I can’t speak to your whole question but think I can address at least part of it. Someone else could provide a more complete answer.
Unlike many other languages you may be familiar with, Python doesn’t separate declaration and assignment of variables and attributes.
For example, in Java or C (and many other languages) you can write this:
// declares variable “foo”
int foo;
// foo now exists, but we never assigned it a value.
// Some languages will give it a default, some won’t.
// assigns a value, now we can definitely use “foo”
foo = 1;
// often combined:
int bar = 2;
Python doesn’t separate these concepts, instead variables are defined automatically on first assignment. They are less like bucket you store a value in, and more like a label you can put on a value.
For classes and objects in particular, you could think of their attributes as just variables attached to the object.

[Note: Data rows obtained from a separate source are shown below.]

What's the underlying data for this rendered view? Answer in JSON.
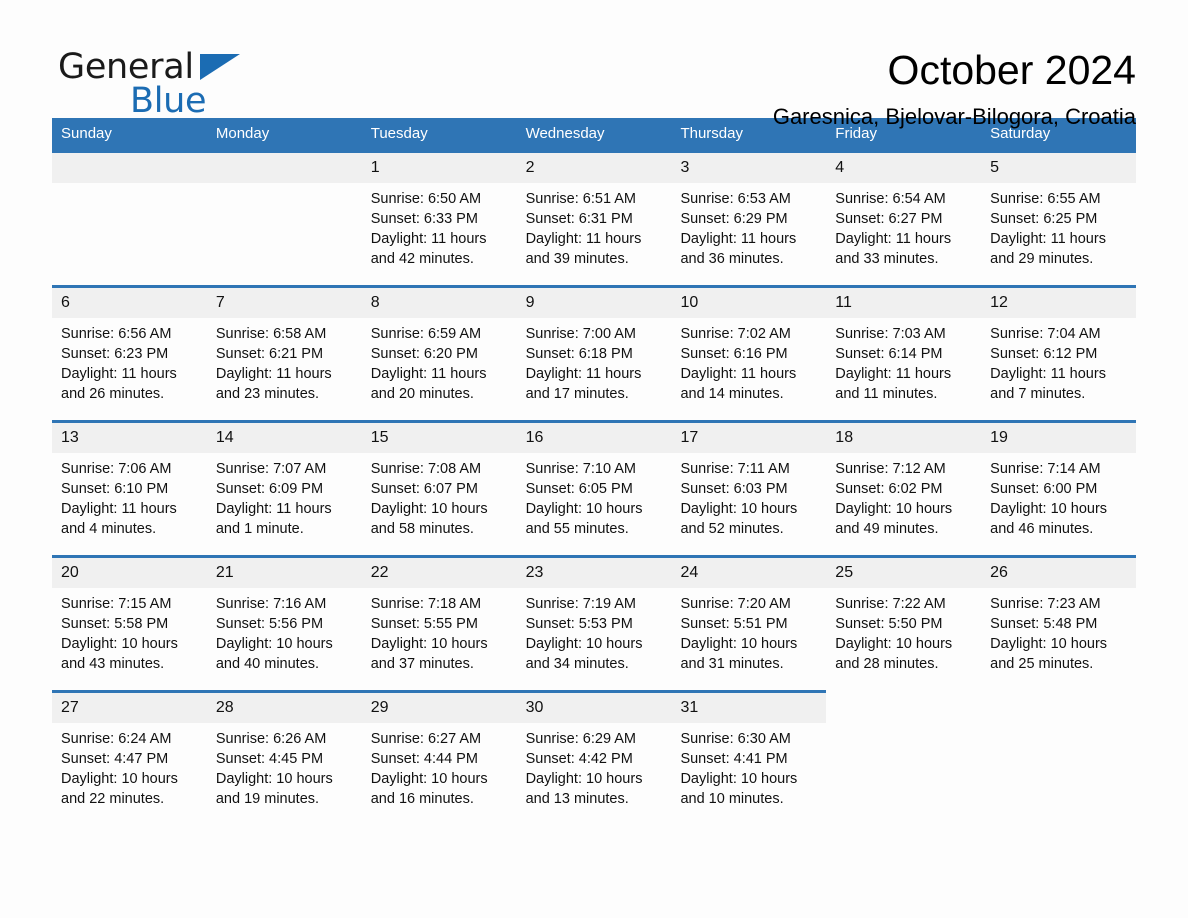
{
  "brand": {
    "name_part1": "General",
    "name_part2": "Blue",
    "triangle_color": "#1b6cb3"
  },
  "header": {
    "month_title": "October 2024",
    "location": "Garesnica, Bjelovar-Bilogora, Croatia"
  },
  "theme": {
    "header_blue": "#2f75b5",
    "day_band_gray": "#f0f0f0",
    "page_background": "#fdfdfd"
  },
  "weekdays": [
    "Sunday",
    "Monday",
    "Tuesday",
    "Wednesday",
    "Thursday",
    "Friday",
    "Saturday"
  ],
  "weeks": [
    [
      {
        "blank": true
      },
      {
        "blank": true
      },
      {
        "day": "1",
        "sunrise": "Sunrise: 6:50 AM",
        "sunset": "Sunset: 6:33 PM",
        "daylight": "Daylight: 11 hours and 42 minutes."
      },
      {
        "day": "2",
        "sunrise": "Sunrise: 6:51 AM",
        "sunset": "Sunset: 6:31 PM",
        "daylight": "Daylight: 11 hours and 39 minutes."
      },
      {
        "day": "3",
        "sunrise": "Sunrise: 6:53 AM",
        "sunset": "Sunset: 6:29 PM",
        "daylight": "Daylight: 11 hours and 36 minutes."
      },
      {
        "day": "4",
        "sunrise": "Sunrise: 6:54 AM",
        "sunset": "Sunset: 6:27 PM",
        "daylight": "Daylight: 11 hours and 33 minutes."
      },
      {
        "day": "5",
        "sunrise": "Sunrise: 6:55 AM",
        "sunset": "Sunset: 6:25 PM",
        "daylight": "Daylight: 11 hours and 29 minutes."
      }
    ],
    [
      {
        "day": "6",
        "sunrise": "Sunrise: 6:56 AM",
        "sunset": "Sunset: 6:23 PM",
        "daylight": "Daylight: 11 hours and 26 minutes."
      },
      {
        "day": "7",
        "sunrise": "Sunrise: 6:58 AM",
        "sunset": "Sunset: 6:21 PM",
        "daylight": "Daylight: 11 hours and 23 minutes."
      },
      {
        "day": "8",
        "sunrise": "Sunrise: 6:59 AM",
        "sunset": "Sunset: 6:20 PM",
        "daylight": "Daylight: 11 hours and 20 minutes."
      },
      {
        "day": "9",
        "sunrise": "Sunrise: 7:00 AM",
        "sunset": "Sunset: 6:18 PM",
        "daylight": "Daylight: 11 hours and 17 minutes."
      },
      {
        "day": "10",
        "sunrise": "Sunrise: 7:02 AM",
        "sunset": "Sunset: 6:16 PM",
        "daylight": "Daylight: 11 hours and 14 minutes."
      },
      {
        "day": "11",
        "sunrise": "Sunrise: 7:03 AM",
        "sunset": "Sunset: 6:14 PM",
        "daylight": "Daylight: 11 hours and 11 minutes."
      },
      {
        "day": "12",
        "sunrise": "Sunrise: 7:04 AM",
        "sunset": "Sunset: 6:12 PM",
        "daylight": "Daylight: 11 hours and 7 minutes."
      }
    ],
    [
      {
        "day": "13",
        "sunrise": "Sunrise: 7:06 AM",
        "sunset": "Sunset: 6:10 PM",
        "daylight": "Daylight: 11 hours and 4 minutes."
      },
      {
        "day": "14",
        "sunrise": "Sunrise: 7:07 AM",
        "sunset": "Sunset: 6:09 PM",
        "daylight": "Daylight: 11 hours and 1 minute."
      },
      {
        "day": "15",
        "sunrise": "Sunrise: 7:08 AM",
        "sunset": "Sunset: 6:07 PM",
        "daylight": "Daylight: 10 hours and 58 minutes."
      },
      {
        "day": "16",
        "sunrise": "Sunrise: 7:10 AM",
        "sunset": "Sunset: 6:05 PM",
        "daylight": "Daylight: 10 hours and 55 minutes."
      },
      {
        "day": "17",
        "sunrise": "Sunrise: 7:11 AM",
        "sunset": "Sunset: 6:03 PM",
        "daylight": "Daylight: 10 hours and 52 minutes."
      },
      {
        "day": "18",
        "sunrise": "Sunrise: 7:12 AM",
        "sunset": "Sunset: 6:02 PM",
        "daylight": "Daylight: 10 hours and 49 minutes."
      },
      {
        "day": "19",
        "sunrise": "Sunrise: 7:14 AM",
        "sunset": "Sunset: 6:00 PM",
        "daylight": "Daylight: 10 hours and 46 minutes."
      }
    ],
    [
      {
        "day": "20",
        "sunrise": "Sunrise: 7:15 AM",
        "sunset": "Sunset: 5:58 PM",
        "daylight": "Daylight: 10 hours and 43 minutes."
      },
      {
        "day": "21",
        "sunrise": "Sunrise: 7:16 AM",
        "sunset": "Sunset: 5:56 PM",
        "daylight": "Daylight: 10 hours and 40 minutes."
      },
      {
        "day": "22",
        "sunrise": "Sunrise: 7:18 AM",
        "sunset": "Sunset: 5:55 PM",
        "daylight": "Daylight: 10 hours and 37 minutes."
      },
      {
        "day": "23",
        "sunrise": "Sunrise: 7:19 AM",
        "sunset": "Sunset: 5:53 PM",
        "daylight": "Daylight: 10 hours and 34 minutes."
      },
      {
        "day": "24",
        "sunrise": "Sunrise: 7:20 AM",
        "sunset": "Sunset: 5:51 PM",
        "daylight": "Daylight: 10 hours and 31 minutes."
      },
      {
        "day": "25",
        "sunrise": "Sunrise: 7:22 AM",
        "sunset": "Sunset: 5:50 PM",
        "daylight": "Daylight: 10 hours and 28 minutes."
      },
      {
        "day": "26",
        "sunrise": "Sunrise: 7:23 AM",
        "sunset": "Sunset: 5:48 PM",
        "daylight": "Daylight: 10 hours and 25 minutes."
      }
    ],
    [
      {
        "day": "27",
        "sunrise": "Sunrise: 6:24 AM",
        "sunset": "Sunset: 4:47 PM",
        "daylight": "Daylight: 10 hours and 22 minutes."
      },
      {
        "day": "28",
        "sunrise": "Sunrise: 6:26 AM",
        "sunset": "Sunset: 4:45 PM",
        "daylight": "Daylight: 10 hours and 19 minutes."
      },
      {
        "day": "29",
        "sunrise": "Sunrise: 6:27 AM",
        "sunset": "Sunset: 4:44 PM",
        "daylight": "Daylight: 10 hours and 16 minutes."
      },
      {
        "day": "30",
        "sunrise": "Sunrise: 6:29 AM",
        "sunset": "Sunset: 4:42 PM",
        "daylight": "Daylight: 10 hours and 13 minutes."
      },
      {
        "day": "31",
        "sunrise": "Sunrise: 6:30 AM",
        "sunset": "Sunset: 4:41 PM",
        "daylight": "Daylight: 10 hours and 10 minutes."
      },
      {
        "blank": true
      },
      {
        "blank": true
      }
    ]
  ]
}
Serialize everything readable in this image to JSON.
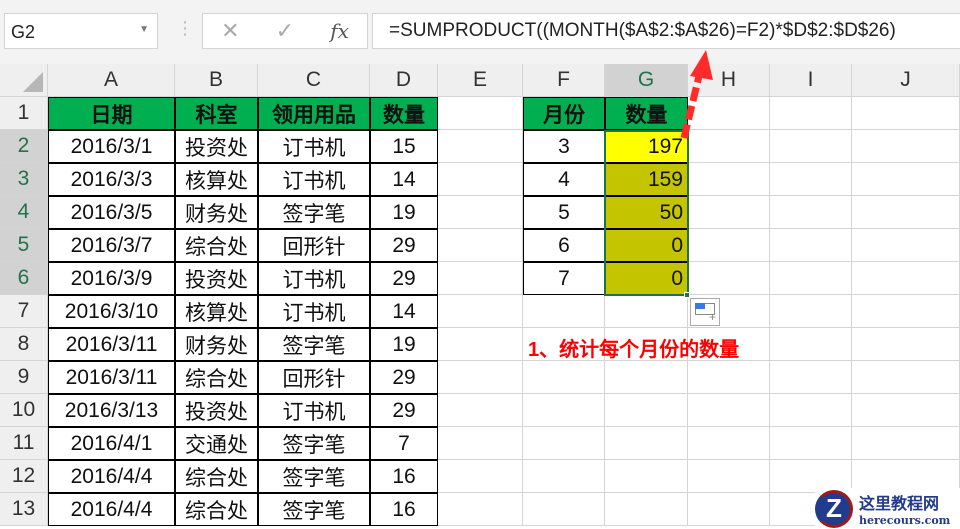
{
  "name_box": "G2",
  "formula_bar": {
    "cancel": "✕",
    "enter": "✓",
    "fx": "fx",
    "formula": "=SUMPRODUCT((MONTH($A$2:$A$26)=F2)*$D$2:$D$26)"
  },
  "columns": [
    "A",
    "B",
    "C",
    "D",
    "E",
    "F",
    "G",
    "H",
    "I",
    "J"
  ],
  "rows": [
    "1",
    "2",
    "3",
    "4",
    "5",
    "6",
    "7",
    "8",
    "9",
    "10",
    "11",
    "12",
    "13"
  ],
  "headers": [
    "日期",
    "科室",
    "领用用品",
    "数量"
  ],
  "data": [
    [
      "2016/3/1",
      "投资处",
      "订书机",
      "15"
    ],
    [
      "2016/3/3",
      "核算处",
      "订书机",
      "14"
    ],
    [
      "2016/3/5",
      "财务处",
      "签字笔",
      "19"
    ],
    [
      "2016/3/7",
      "综合处",
      "回形针",
      "29"
    ],
    [
      "2016/3/9",
      "投资处",
      "订书机",
      "29"
    ],
    [
      "2016/3/10",
      "核算处",
      "订书机",
      "14"
    ],
    [
      "2016/3/11",
      "财务处",
      "签字笔",
      "19"
    ],
    [
      "2016/3/11",
      "综合处",
      "回形针",
      "29"
    ],
    [
      "2016/3/13",
      "投资处",
      "订书机",
      "29"
    ],
    [
      "2016/4/1",
      "交通处",
      "签字笔",
      "7"
    ],
    [
      "2016/4/4",
      "综合处",
      "签字笔",
      "16"
    ],
    [
      "2016/4/4",
      "综合处",
      "签字笔",
      "16"
    ]
  ],
  "summary_headers": [
    "月份",
    "数量"
  ],
  "summary": [
    [
      "3",
      "197"
    ],
    [
      "4",
      "159"
    ],
    [
      "5",
      "50"
    ],
    [
      "6",
      "0"
    ],
    [
      "7",
      "0"
    ]
  ],
  "note": "1、统计每个月份的数量",
  "watermark": {
    "name": "这里教程网",
    "url": "herecours.com",
    "letter": "Z"
  },
  "colors": {
    "header_green": "#00b050",
    "highlight_yellow": "#ffff00",
    "olive": "#c4c400",
    "arrow_red": "#ff2b2b"
  }
}
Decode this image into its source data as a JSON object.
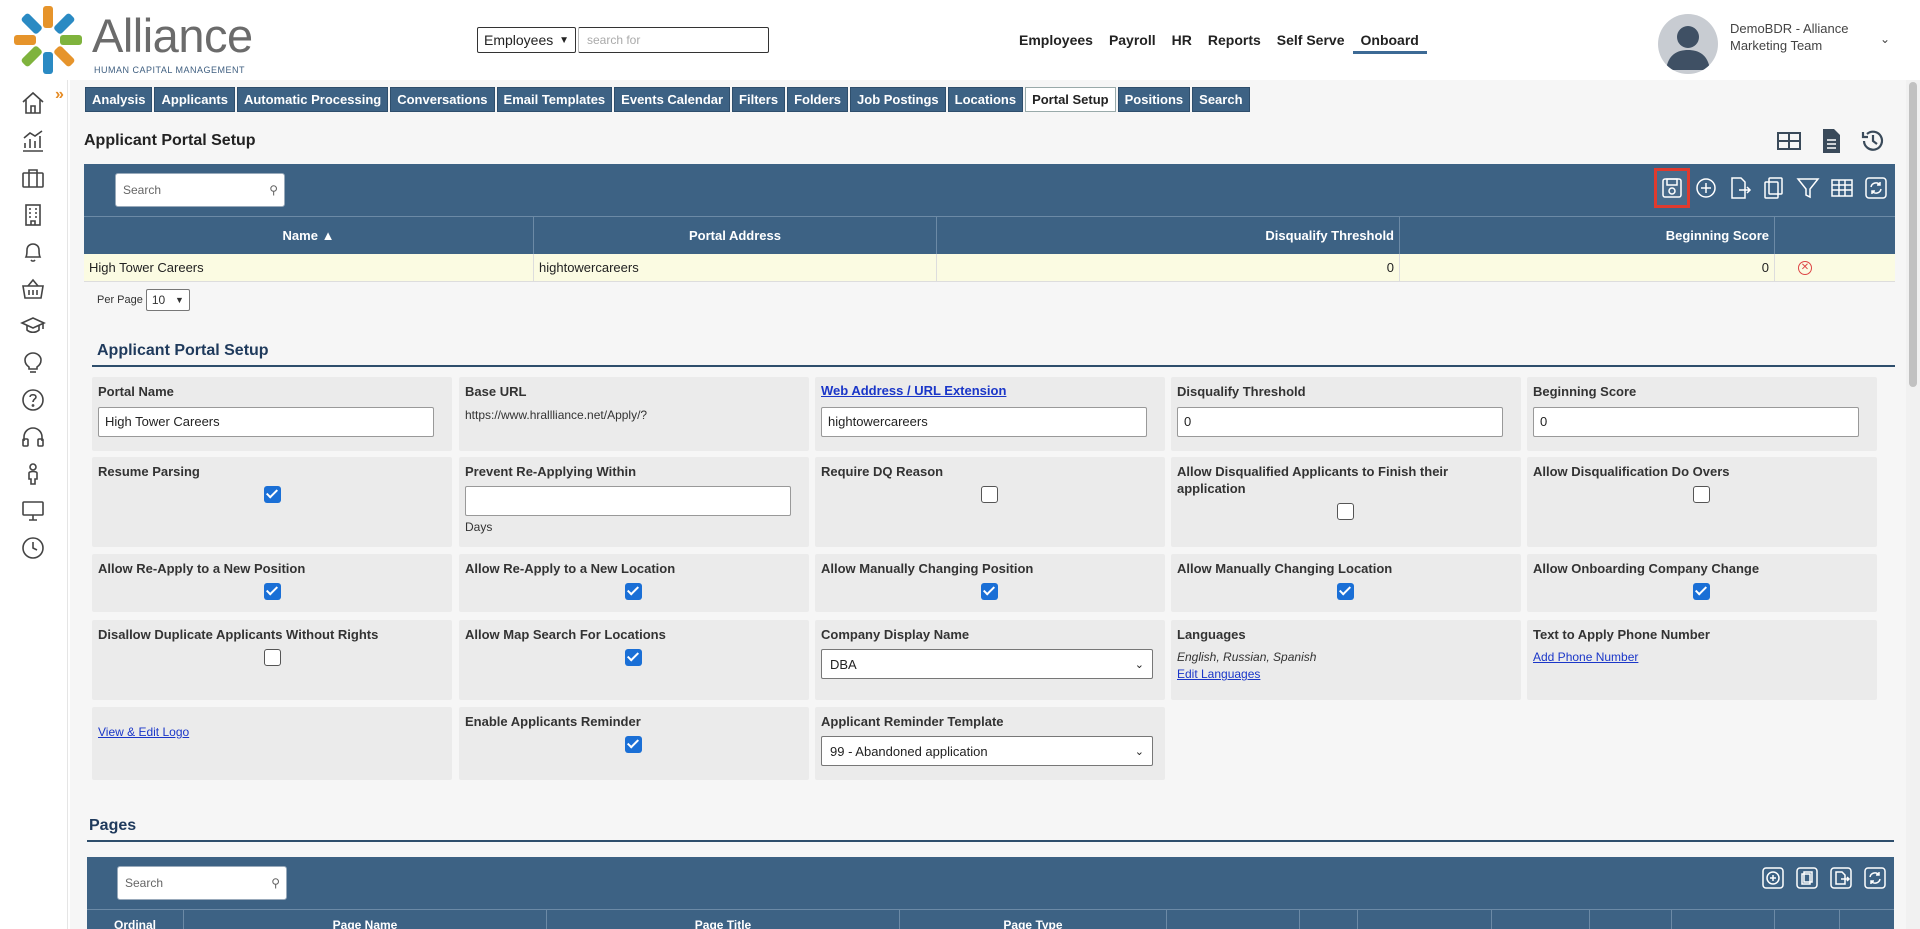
{
  "header": {
    "logo_word": "Alliance",
    "logo_sub": "HUMAN CAPITAL MANAGEMENT",
    "search_scope": "Employees",
    "search_placeholder": "search for",
    "nav": [
      "Employees",
      "Payroll",
      "HR",
      "Reports",
      "Self Serve",
      "Onboard"
    ],
    "active_nav": "Onboard",
    "user_line1": "DemoBDR - Alliance",
    "user_line2": "Marketing Team"
  },
  "rail": {
    "icons": [
      "home-icon",
      "analytics-icon",
      "briefcase-icon",
      "building-icon",
      "bell-icon",
      "basket-icon",
      "graduation-cap-icon",
      "lightbulb-icon",
      "help-icon",
      "headset-icon",
      "person-icon",
      "monitor-icon",
      "clock-icon"
    ]
  },
  "subnav": {
    "tabs": [
      "Analysis",
      "Applicants",
      "Automatic Processing",
      "Conversations",
      "Email Templates",
      "Events Calendar",
      "Filters",
      "Folders",
      "Job Postings",
      "Locations",
      "Portal Setup",
      "Positions",
      "Search"
    ],
    "active": "Portal Setup"
  },
  "page_title": "Applicant Portal Setup",
  "grid": {
    "search_placeholder": "Search",
    "columns": [
      "Name ▲",
      "Portal Address",
      "Disqualify Threshold",
      "Beginning Score"
    ],
    "rows": [
      {
        "name": "High Tower Careers",
        "address": "hightowercareers",
        "threshold": "0",
        "score": "0"
      }
    ],
    "per_page_label": "Per Page",
    "per_page_value": "10"
  },
  "form": {
    "section_title": "Applicant Portal Setup",
    "portal_name": {
      "label": "Portal Name",
      "value": "High Tower Careers"
    },
    "base_url": {
      "label": "Base URL",
      "value": "https://www.hrallliance.net/Apply/?"
    },
    "web_address": {
      "label": "Web Address / URL Extension",
      "value": "hightowercareers"
    },
    "disqualify_threshold": {
      "label": "Disqualify Threshold",
      "value": "0"
    },
    "beginning_score": {
      "label": "Beginning Score",
      "value": "0"
    },
    "resume_parsing": {
      "label": "Resume Parsing",
      "checked": true
    },
    "prevent_reapply": {
      "label": "Prevent Re-Applying Within",
      "value": "",
      "unit": "Days"
    },
    "require_dq": {
      "label": "Require DQ Reason",
      "checked": false
    },
    "allow_dq_finish": {
      "label": "Allow Disqualified Applicants to Finish their application",
      "checked": false
    },
    "allow_dq_doovers": {
      "label": "Allow Disqualification Do Overs",
      "checked": false
    },
    "reapply_position": {
      "label": "Allow Re-Apply to a New Position",
      "checked": true
    },
    "reapply_location": {
      "label": "Allow Re-Apply to a New Location",
      "checked": true
    },
    "manual_position": {
      "label": "Allow Manually Changing Position",
      "checked": true
    },
    "manual_location": {
      "label": "Allow Manually Changing Location",
      "checked": true
    },
    "onboarding_company": {
      "label": "Allow Onboarding Company Change",
      "checked": true
    },
    "disallow_duplicate": {
      "label": "Disallow Duplicate Applicants Without Rights",
      "checked": false
    },
    "map_search": {
      "label": "Allow Map Search For Locations",
      "checked": true
    },
    "company_display": {
      "label": "Company Display Name",
      "value": "DBA"
    },
    "languages": {
      "label": "Languages",
      "value": "English, Russian, Spanish",
      "link": "Edit Languages"
    },
    "text_to_apply": {
      "label": "Text to Apply Phone Number",
      "link": "Add Phone Number"
    },
    "logo_link": "View & Edit Logo",
    "enable_reminder": {
      "label": "Enable Applicants Reminder",
      "checked": true
    },
    "reminder_template": {
      "label": "Applicant Reminder Template",
      "value": "99 - Abandoned application"
    }
  },
  "pages": {
    "section_title": "Pages",
    "search_placeholder": "Search",
    "columns": [
      "Ordinal",
      "Page Name",
      "Page Title",
      "Page Type",
      "",
      "",
      "",
      "",
      "",
      "",
      "",
      ""
    ]
  },
  "colors": {
    "accent": "#3d6284",
    "highlight": "#e03a2e",
    "checkbox": "#1a6fd6",
    "row_highlight": "#fbfbe2"
  }
}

These two are more or less equivalent:
class Example:
name = “hyrax”
# now I can use it:
print(Example.name)
class Example:
pass
Example.name = “hyrax”
# now I can use it:
print(Example.name)
If you see what looks like a class definition where the attributes have types but no values (like an @dataclass), it is more like syntax sugar.
if you apply a bit of introspection, there is only one variable with this name / label:
class Foo:
name = 'one'
name = 'two'
foo = Foo()
count = 0
for attrs in foo.__dir__():
if attrs == 'name':
count += 1
print(count)
print(foo.__dir__())
follow up … I don’t believe that it is a duplicate class attribute that you are creating. It is basically a reassignment of the original value (changing the value of the variable). The first instance is an assignment by which you are creating the new variable. The second instance is changing its original value.
Here is a snapshot of debugging in PyCharm. Notice how the value has been changed to two. It did not create a ‘new’ attribute.
As a simple test by stepping through the script in debug mode using Pycharm's IDE, the attribute values are automatically updated (if there is a change in their values) and shown to the right of the attributes / variables. Note that there is only one value shown for the attribute name. Namely: name: 'two'.
… by the same logic, this same principle can be applied to a function. Notice that a duplicate variable is not being created. Its value is merely being modified.
def some_function():
var1 = 100 # create local variable by assignment
var1 = 500 # change its value - duplicate is NOT being created
print(var1)
Of course, this is not something that you would do in practice but shown for demonstration purposes.
There’s a general attitude that emitting warnings about suspicious code is a job for static analysis tools / linters, not the runtime interpreter. This is explained a bit in this post from a related thread about emitting a warning for code like x == 2 or 3:
Even if a warning was added for this, it likely wouldn’t end up being that useful, since:
It couldn’t be enabled by default, as that would be disruptive to end users[1]
major linters already have rules that detect re-binding names without usage (I know PyCharm and Ruff do), so there’d be little benefit to experienced users
Inexperienced users that don’t know how to use a linter also likely wouldn’t know how to enable an optional warning (point in case, do you run Python with warnings enabled, e.g. with -Wall or -X dev? I know I rarely do )
This behavior is possible because the body of a class statement is just an “ordinary” namespace where statements are executed. The body of the class is executed like any other chunk of code, and whatever names are bound at the end of execution become attributes of the class object. You’re free to bind, re-bind, and even un-bind[2] names as you like, just like in any other scope.
You’re also not limited to simple assignment statements like a = b by the way. All sorts of statements are allowed, including many that perform assignments in exactly the same way that a classic assignment statement does (obligatory: Lots of things are assignments).
Assuming that by uniqueness you mean not allowing names in a class body to be rebound after their first assignment, then enforcing uniqueness would break a lot of code.
Parts of the standard library depend on the ability to re-assign names in class bodies. For example, property and typing.overload both make use of repeated assignments to the same name using def statements. It’s also not entirely unusual to use “multi-step initialization” as a way of simplifying complex assignments. For example, rewriting this:
class Foo:
name = a(b(c))
as this:
class Foo:
name = c
name = b(name)
name = a(name)
writing a warning to stdout would risk corrupting the output of a program, and many CI environments interpret anything written to stderr as a job failure. Both are undesirable ↩︎